Symptoms: Generally slow performance across all applicationsand file access.
To Diagnose: TEMPORARILY disable all anti-virus components (especially the on-access scanner and any application filters/buffer overflow protection)
Solution: You should configure the anti-virus on-access scanner as follows:
• Scan on write events only
• Scan local drives only
• Exclude the pagefile from being scanned
• Exclude the Print Spooler directory to improve print performance
• Exclude the \Program Files\Citrix folder from being scanned
• If ICA pass-through connections are used, exclude the user‘s XenApp Plugin bitmap cache and the XenApp Plugin folders
Symptoms: Slow responses when entering text into applications. Refresh of application GUI appears slow, menus etc appear ‘sluggish.’

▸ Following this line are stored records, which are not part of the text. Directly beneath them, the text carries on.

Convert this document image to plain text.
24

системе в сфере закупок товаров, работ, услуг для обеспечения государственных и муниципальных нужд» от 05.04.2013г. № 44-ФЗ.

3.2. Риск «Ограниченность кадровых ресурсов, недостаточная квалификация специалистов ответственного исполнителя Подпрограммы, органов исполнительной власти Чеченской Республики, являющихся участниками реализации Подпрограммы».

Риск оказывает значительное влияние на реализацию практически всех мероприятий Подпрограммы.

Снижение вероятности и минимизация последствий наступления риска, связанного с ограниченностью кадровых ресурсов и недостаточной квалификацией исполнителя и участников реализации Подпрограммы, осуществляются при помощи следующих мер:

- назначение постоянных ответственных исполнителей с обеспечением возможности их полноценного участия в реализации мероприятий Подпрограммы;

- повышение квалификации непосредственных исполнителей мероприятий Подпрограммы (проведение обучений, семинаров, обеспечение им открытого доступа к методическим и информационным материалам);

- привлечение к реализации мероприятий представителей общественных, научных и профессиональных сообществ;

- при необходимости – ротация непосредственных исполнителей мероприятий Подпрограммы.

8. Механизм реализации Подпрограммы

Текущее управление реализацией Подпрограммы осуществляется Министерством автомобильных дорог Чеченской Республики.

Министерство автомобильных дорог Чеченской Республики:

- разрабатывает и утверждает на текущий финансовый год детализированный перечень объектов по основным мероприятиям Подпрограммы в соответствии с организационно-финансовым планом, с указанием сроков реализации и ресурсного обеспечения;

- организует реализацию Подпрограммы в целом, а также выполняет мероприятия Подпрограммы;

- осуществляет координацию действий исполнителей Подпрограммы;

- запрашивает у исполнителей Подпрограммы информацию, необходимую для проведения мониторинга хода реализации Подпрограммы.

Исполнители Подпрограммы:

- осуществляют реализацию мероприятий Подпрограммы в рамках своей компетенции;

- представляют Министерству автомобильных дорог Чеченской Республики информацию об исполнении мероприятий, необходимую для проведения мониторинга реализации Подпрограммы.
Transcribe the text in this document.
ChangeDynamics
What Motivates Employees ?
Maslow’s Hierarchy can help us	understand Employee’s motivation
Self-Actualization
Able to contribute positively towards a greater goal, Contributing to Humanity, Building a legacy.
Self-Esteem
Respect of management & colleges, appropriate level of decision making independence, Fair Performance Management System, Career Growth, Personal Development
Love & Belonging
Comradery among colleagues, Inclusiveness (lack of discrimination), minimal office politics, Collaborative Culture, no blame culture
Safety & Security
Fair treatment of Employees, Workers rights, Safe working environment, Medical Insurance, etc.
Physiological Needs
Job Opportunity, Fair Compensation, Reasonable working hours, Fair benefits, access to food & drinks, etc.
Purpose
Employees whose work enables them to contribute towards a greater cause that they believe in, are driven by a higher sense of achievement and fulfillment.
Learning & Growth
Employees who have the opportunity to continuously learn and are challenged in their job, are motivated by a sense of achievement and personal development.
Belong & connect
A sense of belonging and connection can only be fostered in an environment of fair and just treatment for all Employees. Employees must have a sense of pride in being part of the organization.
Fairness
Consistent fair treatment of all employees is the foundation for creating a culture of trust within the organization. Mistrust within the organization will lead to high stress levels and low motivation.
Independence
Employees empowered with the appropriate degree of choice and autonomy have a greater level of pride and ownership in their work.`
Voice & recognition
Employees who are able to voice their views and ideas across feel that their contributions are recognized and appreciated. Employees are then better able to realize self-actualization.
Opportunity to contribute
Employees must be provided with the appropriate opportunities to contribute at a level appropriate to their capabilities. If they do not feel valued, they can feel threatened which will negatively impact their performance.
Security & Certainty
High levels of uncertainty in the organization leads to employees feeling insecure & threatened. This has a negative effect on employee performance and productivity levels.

To Diagnose: Use the Metaframe Servers SDK (MFCOMSDK) v2.3 tool; smcconsole.exe. Using this tool you can view individual sessions bandwidth utilisation and latency. This tool is incredibly useful when troubleshooting issues regarding session performance. Session latency can also be viewed using the WMI performance counters for ICA Session that are installed when Citrix is installed on a Windows Server.
Speed Screen Configuration
Symptoms: Slow responses when entering text into applications
Solution: An often overlooked setting is Speedscreen. Speedscreen will significantly improve the speed at which applications appear to respond to text input from a thin user. You should configure speed screen and replicate settings across the server farm.